Ngelmu.co – Secara aturan, presiden dan menteri memang boleh memihak. Namun, yang menjadi problem adalah sikap tersebut berpotensi merusak etika dan moral.
Maksudnya?
Sebelumnya, Presiden Joko Widodo (Jokowi), menyatakan bahwa seorang presiden, boleh berkampanye dan memihak pada salah satu pasangan calon presiden (capres) dan calon wakil presiden (cawapres).
Jokowi menyampaikan hal tersebut saat menghadiri acara penyerahan pesawat C-130-30 Super Hercules A-1344 di Pangkalan TNI AU Halim Perdanakusuma, Rabu (24/1/2024).
Bukan hanya presiden, Jokowi juga menyebutkan bahwa menteri pun diperbolehkan untuk berkampanye dan memihak.
“Kan demokrasi, hak politik tiap orang, tiap menteri sama saja, yang paling penting, presiden itu boleh, lo, kampanye, presiden itu boleh, lo, memihak, boleh, tapi yang paling penting, waktu kampanye, tidak boleh menggunakan fasilitas negara,” kata Jokowi.
Sebab, presiden dan menteri adalah pejabat publik sekaligus pejabat politik.
Baca juga:
Pertanyaannya, benarkah presiden dan menteri boleh berkampanye dan memihak pada paslon tertentu?
Direktur Pusat Studi Konstitusi (Pusako) Feri Amsari, angkat bicara.
Ia mengatakan, secara aturan, presiden dan menteri memang diperbolehkan memihak.
Namun, problem yang terjadi dari hal itu adalah sikap tersebut berpotensi merusak etika dan moral.
“Secara ketentuan undang-undang, memang kesannya presiden tidak menabrak ketentuan Pasal 281 UU Pemilu (UU Nomor 7 Tahun 2017), jika kemudian presiden melakukan cuti dan tidak menggunakan fasilitas negara,” jawab Feri, Rabu (24/1/2024).
“Tapi problematikanya bukan problem normatif peraturan perundang-undangan, problemnya adalah kerusakan etika dan moral,” jelasnya.
Pasalnya, Jokowi akan mendukung putra sulungnya, Gibran Rakabuming Raka yang maju sebagai cawapres, mendampingi capres nomor urut 2, Prabowo Subianto.
Terlebih, Gibran juga tidak diusung oleh partai pengusung ayahnya, yaitu Partai Demokrasi Indonesia Perjuangan (PDIP).
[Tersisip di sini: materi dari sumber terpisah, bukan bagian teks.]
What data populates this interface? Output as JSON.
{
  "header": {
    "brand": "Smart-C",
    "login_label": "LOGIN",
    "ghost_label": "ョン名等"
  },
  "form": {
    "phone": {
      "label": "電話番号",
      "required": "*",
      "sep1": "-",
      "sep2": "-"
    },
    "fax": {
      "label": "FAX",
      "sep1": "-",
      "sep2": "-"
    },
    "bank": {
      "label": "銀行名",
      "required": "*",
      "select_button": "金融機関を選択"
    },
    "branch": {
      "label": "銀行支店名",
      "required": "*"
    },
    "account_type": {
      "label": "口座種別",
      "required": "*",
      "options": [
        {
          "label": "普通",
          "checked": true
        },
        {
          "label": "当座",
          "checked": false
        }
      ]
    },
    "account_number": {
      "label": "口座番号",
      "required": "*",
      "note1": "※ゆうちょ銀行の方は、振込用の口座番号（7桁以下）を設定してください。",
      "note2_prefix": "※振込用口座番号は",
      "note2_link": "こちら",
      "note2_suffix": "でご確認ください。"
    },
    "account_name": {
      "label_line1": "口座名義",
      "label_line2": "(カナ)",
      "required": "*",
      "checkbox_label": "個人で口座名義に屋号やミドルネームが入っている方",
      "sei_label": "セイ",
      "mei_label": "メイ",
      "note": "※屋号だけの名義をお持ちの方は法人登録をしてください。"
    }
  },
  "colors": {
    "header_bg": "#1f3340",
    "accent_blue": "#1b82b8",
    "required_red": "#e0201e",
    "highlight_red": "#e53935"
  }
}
Ini menjadi sorotan, karena seorang presiden, biasanya akan mendukung capres yang diajukan oleh partainya sendiri.
Namun, Jokowi kali ini tidak melakukan hal tersebut.
“Ini ‘kan kerusakan etika berpolitik, berpartai, dan menjalankan wewenang kekuasaan bernegara. Letaknya adalah panggilan etika dan moral,” kata Feri.
Baca juga:
Ahli hukum tata negara Sekolah Tinggi Hukum (STH) Indonesia Jentera, Bivitri Susanti juga bicara.
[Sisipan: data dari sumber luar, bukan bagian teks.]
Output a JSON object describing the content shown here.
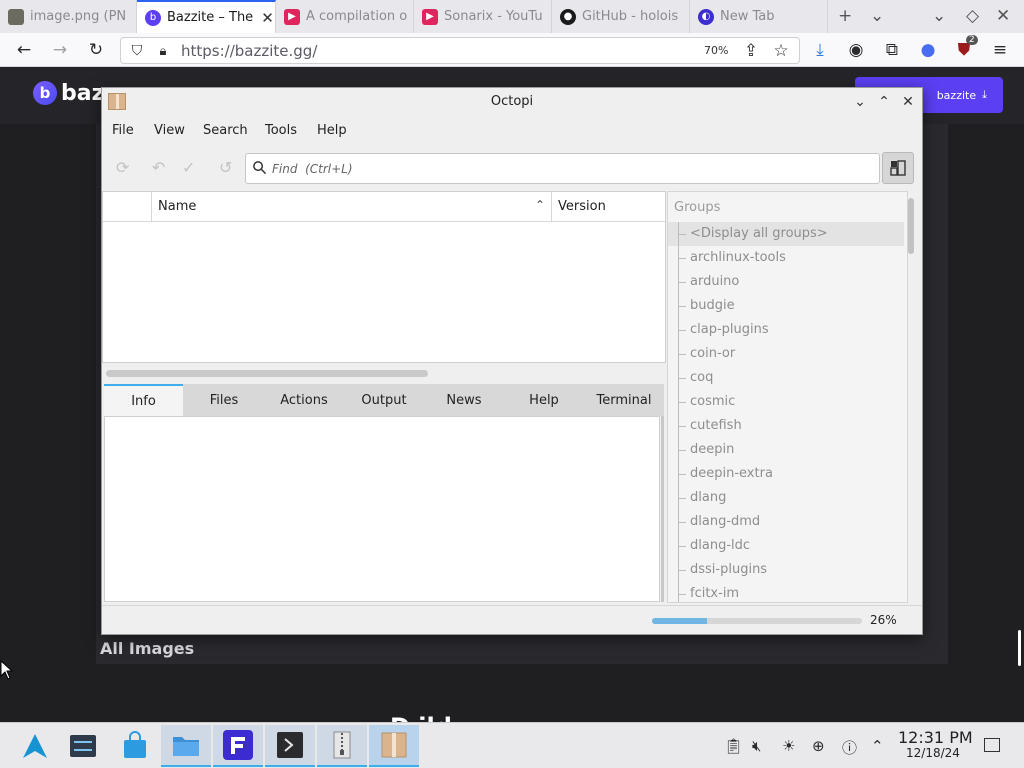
{
  "browser": {
    "tabs": [
      {
        "title": "image.png (PN",
        "active": false,
        "favicon": "image-file-icon"
      },
      {
        "title": "Bazzite – The",
        "active": true,
        "favicon": "bazzite-logo-icon"
      },
      {
        "title": "A compilation o",
        "active": false,
        "favicon": "youtube-icon"
      },
      {
        "title": "Sonarix - YouTu",
        "active": false,
        "favicon": "youtube-icon"
      },
      {
        "title": "GitHub - holois",
        "active": false,
        "favicon": "github-icon"
      },
      {
        "title": "New Tab",
        "active": false,
        "favicon": "firefox-icon"
      }
    ],
    "url": "https://bazzite.gg/",
    "zoom": "70%",
    "notification_badge": "2"
  },
  "website": {
    "logo_text": "baz",
    "download_label": "bazzite",
    "section_title": "All Images",
    "footer_partial": "D  ild"
  },
  "octopi": {
    "title": "Octopi",
    "menu": [
      "File",
      "View",
      "Search",
      "Tools",
      "Help"
    ],
    "find_placeholder": "Find  (Ctrl+L)",
    "columns": {
      "name": "Name",
      "version": "Version"
    },
    "detail_tabs": [
      "Info",
      "Files",
      "Actions",
      "Output",
      "News",
      "Help",
      "Terminal"
    ],
    "active_tab": "Info",
    "groups_header": "Groups",
    "groups": [
      "<Display all groups>",
      "archlinux-tools",
      "arduino",
      "budgie",
      "clap-plugins",
      "coin-or",
      "coq",
      "cosmic",
      "cutefish",
      "deepin",
      "deepin-extra",
      "dlang",
      "dlang-dmd",
      "dlang-ldc",
      "dssi-plugins",
      "fcitx-im"
    ],
    "progress_value": 0.26,
    "progress_text": "26%"
  },
  "taskbar": {
    "time": "12:31 PM",
    "date": "12/18/24"
  },
  "colors": {
    "accent": "#3daee9",
    "firefox_active_tab": "#2b63f0",
    "bazzite_purple": "#5b3ff2"
  }
}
Ia menegaskan bahwa presiden dan menteri, tidak boleh berkampanye atau menyatakan dukungan secara terbuka.
Bivitri kemudian menjelaskan bahwa dalam prinsipnya, UU Pemilu tidak bisa hanya dibaca satu pasal.
“Intinya adalah, UU itu mengatur secara terang, bahwa tidak boleh ada perilaku dari presiden dan semua pejabat negara lainnya untuk memihak salah satu kandidat,” tegas Bivitri, mengutip Kompas TV, Rabu (24/1/2024).
“Mana bisa kita membedakan kalau presiden lagi ngomong sesuatu, ajudannya tidak ada di sampingnya? Ajudan itu dibayar pakai APBN, jadi fasilitas negara itu bisa diperdebatkan lagi,” sambungnya.
Menurut Bivitri, fasilitas negara yang dimaksud dalam UU Pemilu, bukan hanya berupa gedung atau kendaraan.
Namun, semua yang melekat pada diri seorang presiden dan juga menteri.
Tidak hanya itu, dalam konteks masyarakat feodalistik seperti Indonesia, wewenang presiden atau menteri, biasanya juga menghasilkan pengaruh atau instruksi.
“Jadi, kalau misalnya orang-orang yang memegang jabatan seperti presiden dan menteri bilang pilih si X, maka itu akan menjadi seperti perintah bagi bawahannya,” kata Bivitri.
“Makanya, kita pegangannya harus prinsip,” pungkasnya.